Zahlreiche Tote nach Überflutung

Über 5.000 Menschen von Außenwelt abgeschnitten - Helikopter versorgen Bevölkerung

  • Bild 1 von 7 © Bild: REUTERS/Kyodo

    Heftige Regenfälle haben in Japan zu schweren Überschwemmungen geführt.

Wegen der seit Tagen anhaltenden heftigen Regenfälle sind in Japan derzeit mehr als 5.000 Menschen von der Außenwelt abgeschnitten. Nach Angaben der Behörden kamen auf der südlichen Insel Kyushu durch Überschwemmungen und Erdrutsche mindestens 25 Menschen ums Leben, acht weitere werden noch vermisst. Am Samstag waren rund 400.000 Bewohner der Insel aufgefordert worden, ihre Häuser zu verlassen.

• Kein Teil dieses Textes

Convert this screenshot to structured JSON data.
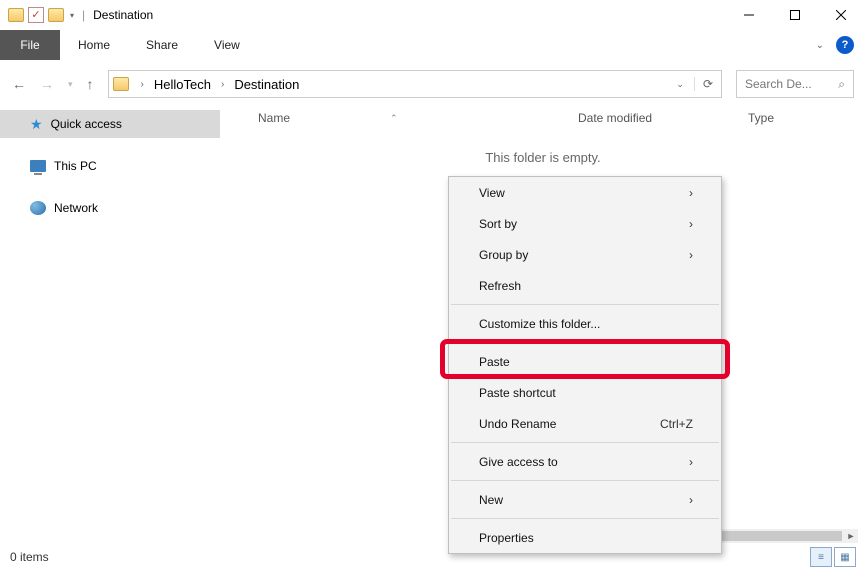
{
  "titlebar": {
    "title": "Destination"
  },
  "ribbon": {
    "file": "File",
    "tabs": [
      "Home",
      "Share",
      "View"
    ]
  },
  "breadcrumb": {
    "segments": [
      "HelloTech",
      "Destination"
    ]
  },
  "search": {
    "placeholder": "Search De..."
  },
  "sidebar": {
    "items": [
      {
        "label": "Quick access"
      },
      {
        "label": "This PC"
      },
      {
        "label": "Network"
      }
    ]
  },
  "columns": {
    "name": "Name",
    "date": "Date modified",
    "type": "Type"
  },
  "empty_message": "This folder is empty.",
  "context_menu": {
    "view": "View",
    "sort_by": "Sort by",
    "group_by": "Group by",
    "refresh": "Refresh",
    "customize": "Customize this folder...",
    "paste": "Paste",
    "paste_shortcut": "Paste shortcut",
    "undo": "Undo Rename",
    "undo_accel": "Ctrl+Z",
    "give_access": "Give access to",
    "new": "New",
    "properties": "Properties"
  },
  "status": {
    "items": "0 items"
  }
}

Die abgeschnittene Bevölkerung werde per Helikopter mit Notrationen versorgt, teilte eine Sprecherin der Stadt Yame in der Präfektur Fukuoka im Norden der Insel mit. Noch sei unklar, wann der Zugang zu den betroffenen Gebieten wieder frei sei. Etwa 5.440 Menschen waren demnach von der Außenwelt abgeschnitten worden, nachdem Zufahrtsstraßen durch Erdrutsche und umgestürzte Bäume blockiert worden waren. Alte und kranke Menschen wurden ausgeflogen.

Helikopter liefern Notrationen
Das Fernsehen zeigte, wie Soldaten Wasser, Nahrung und Medizin in Militärhubschraubern in die Gebirgsregion brachten. 3.600 Menschen mussten nach Angaben des Fernsehsenders NHK am Sonntag ihre Häuser verlassen, weil diese überflutet wurden. Am Samstag hatten die Behörden rund 400.000 Menschen aufgefordert, in Schulen und anderen öffentlichen Einrichtungen Zuflucht zu suchen - dieser Aufruf wurde inzwischen wieder aufgehoben.

Im Fernsehen war zu sehen, wie Rettungskräfte mit schwerem Gerät die Straßen von Bäumen, Schutt und Felsbrocken räumten, während Bewohner Schlamm aus ihren Häusern schaufelten. Nach offiziellen Angaben kamen bisher durch Erdrutsche und Überschwemmungen mindestens 24 Menschen ums Leben. Am schlimmsten betroffen war das Gebiet um den Vulkan Aso in der Präfektur Kumamoto, südöstlich von Yame. Dort seien 18 Menschen getötet worden, vier weitere würden vermisst.